Winter mit Sorge
Der Winter kommt – und mit ihm die Sorge, wie teuer Einkauf und Heizen wohl werden. Die Vielzahl von Krisen stellt vor allem Menschen mit niedrigen Einkommen vor Existenzfragen. Auch für die Einrichtungen der Wohnungslosenhilfe ist das eine Herausforderung: Bei ihnen werden viele Betroffene ankommen.
Von Alexandra Gehrhardt

„Natürlich merken wir, dass die Schlangen länger werden“, sagt Martina Kurek vom Herzensbus der Malteser. Dreimal pro Woche fährt das Team abends durch die Dortmunder City und versorgt Wohnungslose mit heißen Suppen und Nötigem. Was sie beobachtet, merken gerade viele Einrichtungen der Wohnungslosenhilfe. Längst ist die Krise auf der Straße angekommen, und sie trifft, wieder, nicht alle gleich. So wie Obdachlose von Corona besonders betroffen waren, weil „Stay at Home“ sie ausklammerte, trifft auch die Inflation sie früher und härter. Wer nur ein paar Euro für den Tag hat, spürt 50 Cent mehr für Brot und Wurst sofort.

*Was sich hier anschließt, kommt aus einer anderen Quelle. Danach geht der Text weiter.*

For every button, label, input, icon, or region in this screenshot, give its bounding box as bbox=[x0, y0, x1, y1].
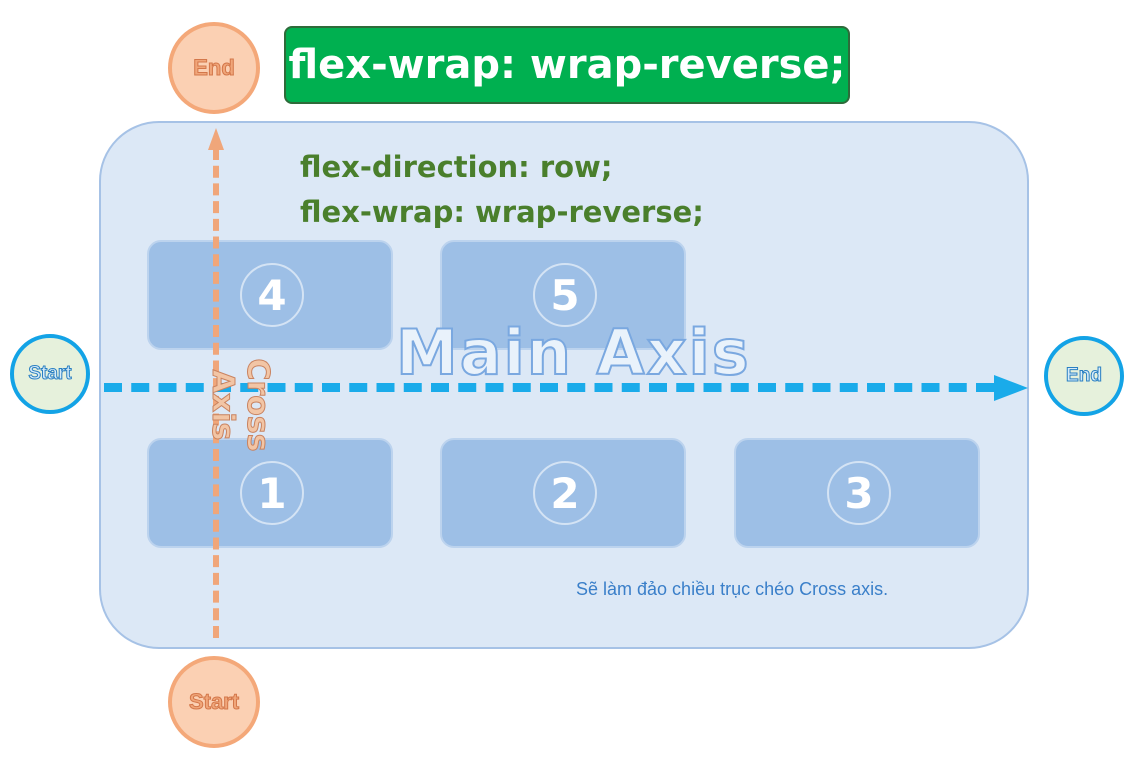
main-axis-start-badge: Start bbox=[10, 334, 90, 414]
item-number: 5 bbox=[533, 263, 597, 327]
cross-axis-start-badge: Start bbox=[168, 656, 260, 748]
cross-axis-arrow-icon bbox=[208, 128, 224, 150]
main-axis-end-text: End bbox=[1066, 365, 1103, 387]
main-axis-line bbox=[104, 383, 994, 392]
cross-axis-start-text: Start bbox=[188, 689, 240, 715]
flex-item-3: 3 bbox=[734, 438, 980, 548]
cross-axis-label: Cross Axis bbox=[205, 358, 276, 452]
flex-item-4: 4 bbox=[147, 240, 393, 350]
flex-item-2: 2 bbox=[440, 438, 686, 548]
caption-note: Sẽ làm đảo chiều trục chéo Cross axis. bbox=[576, 579, 889, 599]
main-axis-end-badge: End bbox=[1044, 336, 1124, 416]
main-axis-arrow-icon bbox=[994, 375, 1028, 401]
item-number: 1 bbox=[240, 461, 304, 525]
main-axis-label: Main Axis bbox=[395, 315, 751, 390]
cross-axis-end-text: End bbox=[193, 55, 236, 81]
cross-axis-line bbox=[213, 148, 219, 638]
cross-axis-end-badge: End bbox=[168, 22, 260, 114]
css-flex-direction: flex-direction: row; bbox=[300, 150, 613, 184]
title-text: flex-wrap: wrap-reverse; bbox=[288, 42, 846, 88]
item-number: 3 bbox=[827, 461, 891, 525]
main-axis-start-text: Start bbox=[28, 363, 72, 385]
css-flex-wrap: flex-wrap: wrap-reverse; bbox=[300, 195, 704, 229]
item-number: 2 bbox=[533, 461, 597, 525]
flex-item-5: 5 bbox=[440, 240, 686, 350]
flex-item-1: 1 bbox=[147, 438, 393, 548]
item-number: 4 bbox=[240, 263, 304, 327]
title-banner: flex-wrap: wrap-reverse; bbox=[284, 26, 850, 104]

„Wir haben nicht nur mehr Kontakte, sondern auch neue – auch Menschen mit Wohnung, die aber einen Kaffee oder ein Brot mitnehmen, weil sie es sich nicht leisten können“, sagt bodo-Sozialarbeiter Lutz Rutkowski. „Dazu kommt“, sagt Katrin Lauterborn, Geschäftsführerin des Gast-Haus, „dass in unserer Sozialberatung mehr Menschen ankommen, oft auch, weil sie nicht wissen, wo sie sonst fragen sollen.“ Die Fälle drohender Zwangsräumungen häuften sich, so Lauterborn. Die Entlastungspakete der Bundesregierung sollen zwar die größten Notlagen auffangen – ein Schutz vor Kündigungen oder Energiesperren ist darin bisher nicht zu finden.
Die ökonomische Krise trifft auf Einrichtungen, die gerade im Winter auch Orte zum Ausruhen, Aufwärmen und Schutzräume sind, und die angesichts der wieder Fahrt aufnehmenden Pandemie immer noch darauf achten müssen, ihre vulnerablen Gäste zu schützen. „Wir haben wieder so viele Gäste wie vor Corona“, sagt Colin Fischer von der Kana Suppenküche am Dortmunder Nordmarkt, „können aber nicht so viele Leute reinlassen. Wir können gerade nicht abschätzen, wo es hin läuft.“ Zur Arbeit der Einrichtungen gehört nun, Kapazitäten für den Winter zu schaffen; auch bodo wird seine Öffnungszeiten in den Anlaufstellen und seine Hilfen ausweiten. Was bleibt: Nach fast drei Jahren Pandemie wird es ein schwieriger und unsicherer Winter – erneut.